Publicado em 11/02/2021 às 12h11.

Falta de patrocínio tira artistas e blocos afro do Carnaval em 2021

Na contramão do movimento, Claudia Leitte e Ivete Sangalo apresentam uma live no final de semana com que terá patrocínio da Audi, e apoio de outras 6 marcas

Bianca Andrade
Foto: Divulgação/ Assessoria KB Comunicação Criativa
Foto: Divulgação/ Assessoria KB Comunicação Criativa

 

“Como eu digo ao meu coração…” que neste ano o Ara Ketu não fará parte do Carnaval? Pela primeira vez em anos, o grupo, um dos mais tradicionais da história da Axé Music, não estará presente na folia momesca, que em 2021 acontece de forma diferenciada devido à pandemia do coronavírus, por falta de patrocínio.

O grupo se junta a outros grandes artistas negros da música baiana que foram ‘vetados’ do Carnaval neste ano, como Margareth Menezes, o bloco Ilê Ayiê, e a banda Olodum, que na última quarta-feira (10) anunciou o cancelamento da live que realizaria no final de semana pelo mesmo motivo.

Em entrevista ao bahia.ba, Dan Miranda, atual vocalista do grupo, lamentou a ausência na festa, mesmo que de forma virutal. O artista, que em março completa 1 ano longe dos palcos, afirmou não entender o motivo que faz o Ara e tantos outros artistas locais não receberem a atenção de patrocinadores.

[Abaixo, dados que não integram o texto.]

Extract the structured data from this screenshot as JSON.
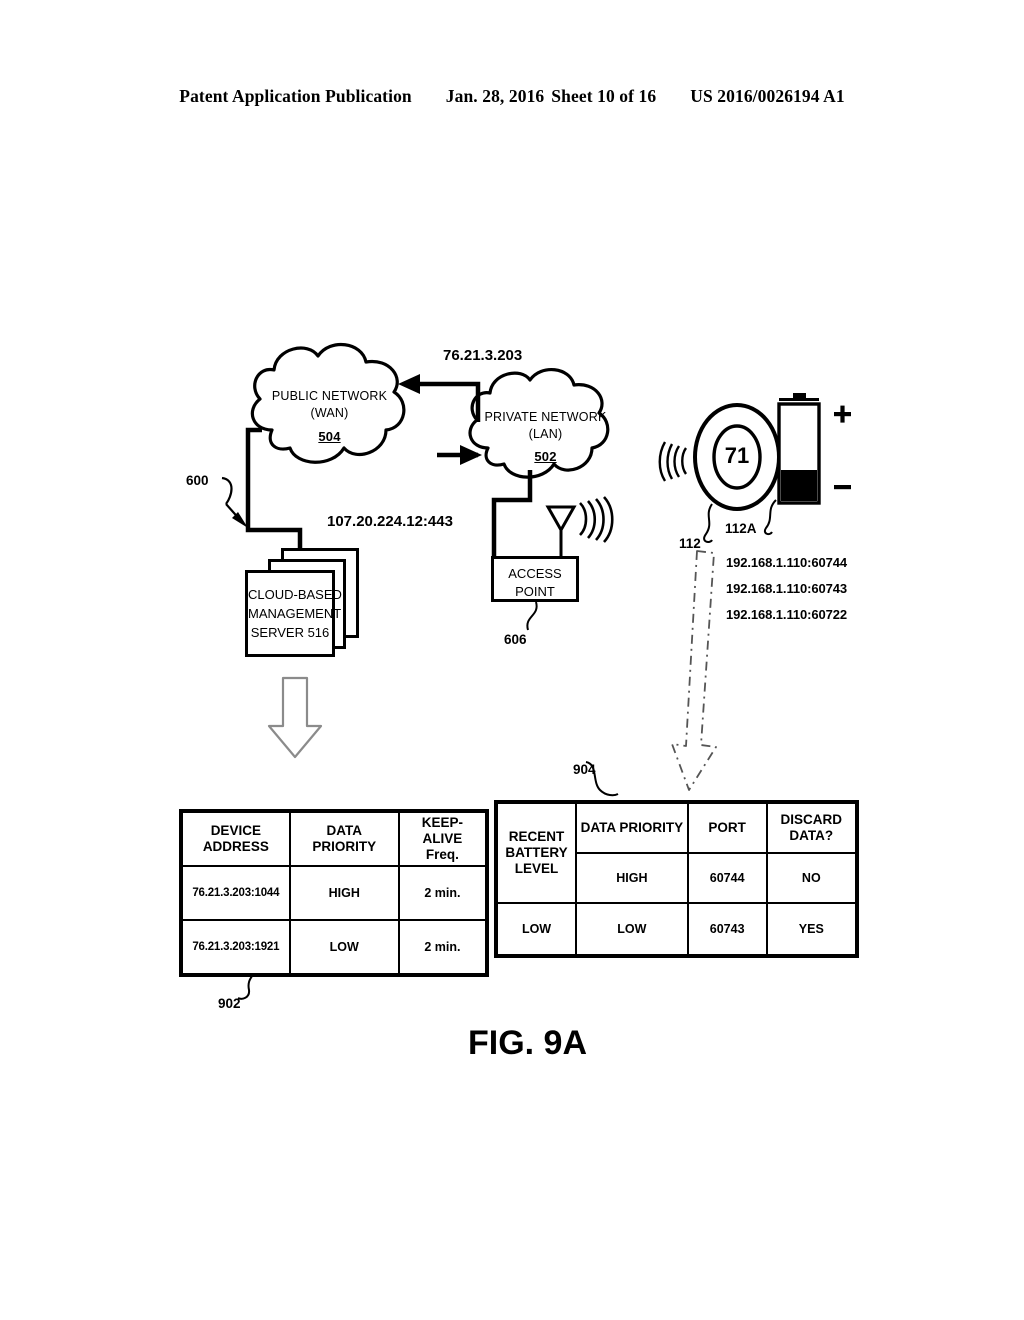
{
  "header": {
    "publication": "Patent Application Publication",
    "date": "Jan. 28, 2016",
    "sheet": "Sheet 10 of 16",
    "patent_number": "US 2016/0026194 A1"
  },
  "figure": {
    "caption": "FIG. 9A",
    "system_ref": "600"
  },
  "diagram": {
    "public_network": {
      "line1": "PUBLIC NETWORK",
      "line2": "(WAN)",
      "ref": "504"
    },
    "private_network": {
      "line1": "PRIVATE NETWORK",
      "line2": "(LAN)",
      "ref": "502"
    },
    "wan_link_address": "76.21.3.203",
    "server_link_address": "107.20.224.12:443",
    "server": {
      "line1": "CLOUD-BASED",
      "line2": "MANAGEMENT",
      "line3": "SERVER 516"
    },
    "access_point": {
      "line1": "ACCESS",
      "line2": "POINT",
      "ref": "606"
    },
    "sensor": {
      "value": "71",
      "ref": "112",
      "battery_ref": "112A",
      "battery_plus": "+",
      "battery_minus": "-"
    },
    "sensor_addresses": [
      "192.168.1.110:60744",
      "192.168.1.110:60743",
      "192.168.1.110:60722"
    ]
  },
  "table_left": {
    "ref": "902",
    "headers": [
      "DEVICE ADDRESS",
      "DATA PRIORITY",
      "KEEP-ALIVE Freq."
    ],
    "header_lines": [
      [
        "DEVICE",
        "ADDRESS"
      ],
      [
        "DATA PRIORITY"
      ],
      [
        "KEEP-ALIVE",
        "Freq."
      ]
    ],
    "rows": [
      [
        "76.21.3.203:1044",
        "HIGH",
        "2 min."
      ],
      [
        "76.21.3.203:1921",
        "LOW",
        "2 min."
      ]
    ]
  },
  "table_right": {
    "ref": "904",
    "headers": [
      "RECENT BATTERY LEVEL",
      "DATA PRIORITY",
      "PORT",
      "DISCARD DATA?"
    ],
    "header_lines": [
      [
        "RECENT",
        "BATTERY",
        "LEVEL"
      ],
      [
        "DATA PRIORITY"
      ],
      [
        "PORT"
      ],
      [
        "DISCARD",
        "DATA?"
      ]
    ],
    "rows": [
      [
        "",
        "HIGH",
        "60744",
        "NO"
      ],
      [
        "LOW",
        "LOW",
        "60743",
        "YES"
      ]
    ]
  }
}
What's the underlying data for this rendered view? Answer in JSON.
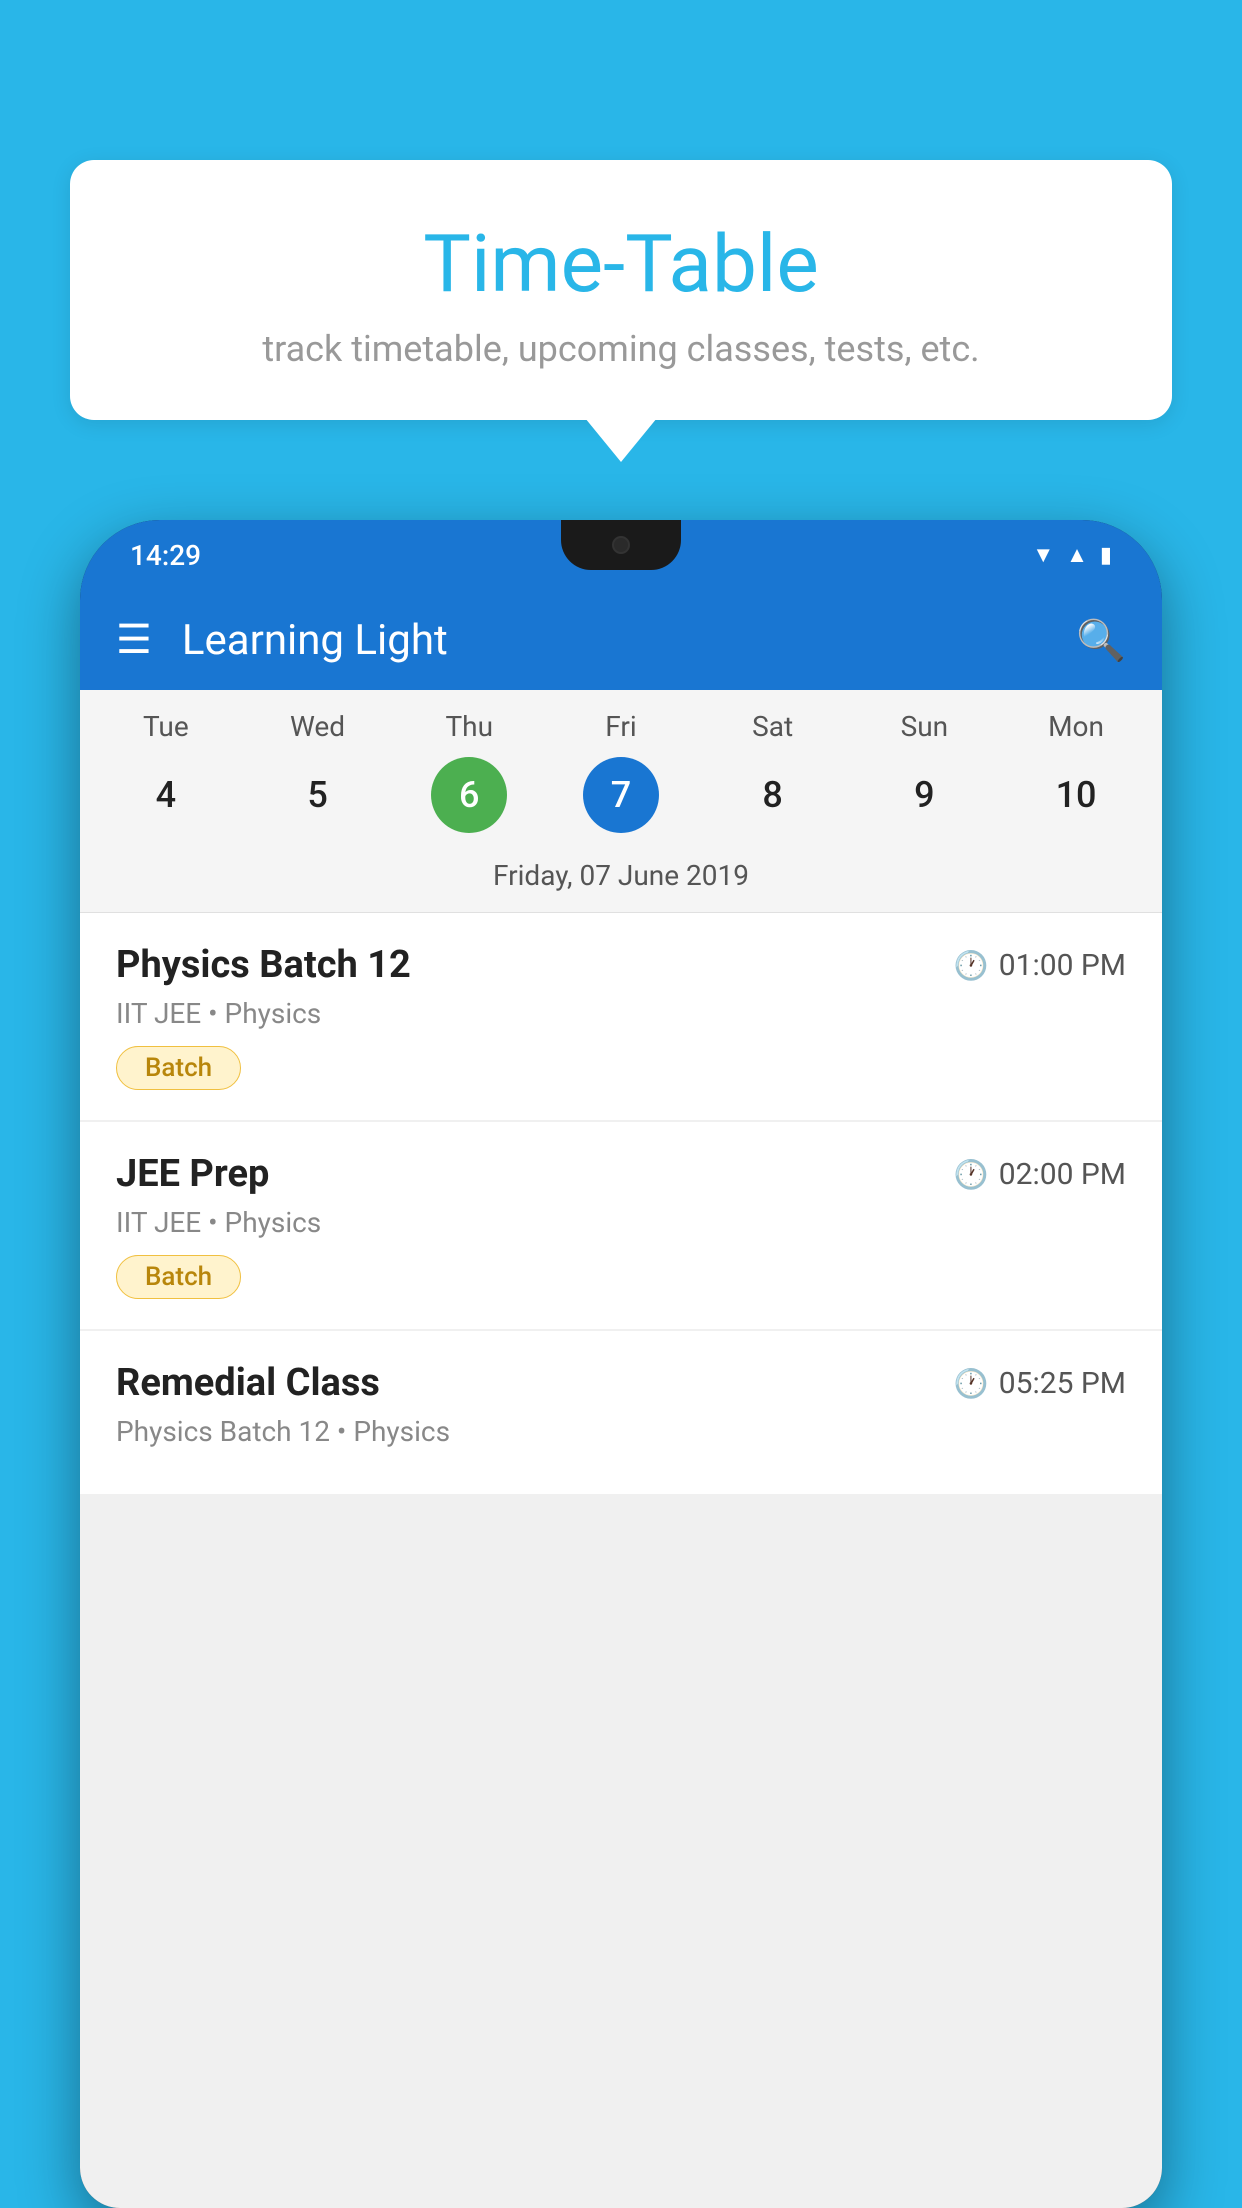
{
  "background_color": "#29B6E8",
  "speech_bubble": {
    "title": "Time-Table",
    "subtitle": "track timetable, upcoming classes, tests, etc."
  },
  "phone": {
    "status_bar": {
      "time": "14:29"
    },
    "app_bar": {
      "title": "Learning Light"
    },
    "calendar": {
      "days": [
        {
          "name": "Tue",
          "number": "4",
          "state": "normal"
        },
        {
          "name": "Wed",
          "number": "5",
          "state": "normal"
        },
        {
          "name": "Thu",
          "number": "6",
          "state": "today"
        },
        {
          "name": "Fri",
          "number": "7",
          "state": "selected"
        },
        {
          "name": "Sat",
          "number": "8",
          "state": "normal"
        },
        {
          "name": "Sun",
          "number": "9",
          "state": "normal"
        },
        {
          "name": "Mon",
          "number": "10",
          "state": "normal"
        }
      ],
      "selected_date_label": "Friday, 07 June 2019"
    },
    "schedule": [
      {
        "title": "Physics Batch 12",
        "time": "01:00 PM",
        "subtitle": "IIT JEE • Physics",
        "badge": "Batch"
      },
      {
        "title": "JEE Prep",
        "time": "02:00 PM",
        "subtitle": "IIT JEE • Physics",
        "badge": "Batch"
      },
      {
        "title": "Remedial Class",
        "time": "05:25 PM",
        "subtitle": "Physics Batch 12 • Physics",
        "badge": null
      }
    ]
  }
}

“Vai fazer um ano que a gente fez o último show, e a live que nós fizemos foi com recursos próprios, só que o recurso que nós tínhamos, que foi do Carnaval do ano passado acabou. É meio complicado, os patrocínios a gente infelizmente não tem conseguido, a gente até tenta fazer alguma coisa, mas não rola. Enquanto temos alguns artistas que independente de qualquer coisa, faz a live com 16 patrocínios. Eu não sei qual é o motivo disso”, conta.

Na contramão da falta de patrocínio para artistas de bloco afro, no final de semana que aconteceria o Carnaval, cerca de 16 lives acontecem com patrocínios de grandes marcas como a de Claudia Leitte e Ivete Sangalo que terá patrocínio da Audi, da Engov e da Koleston, e apoio de outras 6 marcas. E a de Bell Marques, que conta com os patrocínios de SKOL, TargiforC, Tintas Iquine, Riachuelo, Pitú, ITS Brasil, Rappi, Banco PAN, Shopping da Bahia e Paramana.

“Vários outros artistas que estão muito em evidência hoje conseguem patrocínio, o pessoal fica correndo atrás para oferecer live, em compensação, bandas como o Ara Ketu, o Olodum, Margareth Menezes, não recebem essa atenção e se fossem fazer seria com recurso próprio”.

A única vez que o grupo ficou de fora do Carnaval em Salvador foi em 1992, quando a banda realizou a festa fora do país por falta de espaço para se apresentar na capital.

Para Dan, faltou atenção para o setor de eventos e entretenimento em geral durante a pandemia. O artista conta que em 2020 chegou a juntar um grupo de amigos para ajudar colegas da música que estavam passando por dificuldades, pela falta de auxílio que os profissionais desse setor tiveram ao longo dos meses.

“São milhões de profissionais diretos e indiretos que estão sem receber durante esse período. É uma coisa muito difícil de encarar, tenho visto alguns colegas passarem dificuldades, fizemos um mutirão para ajudar a arrecadar alguns salários mínimos para ajudar 20 famílias, só que chega uma hora que fica difícil para todo mundo”.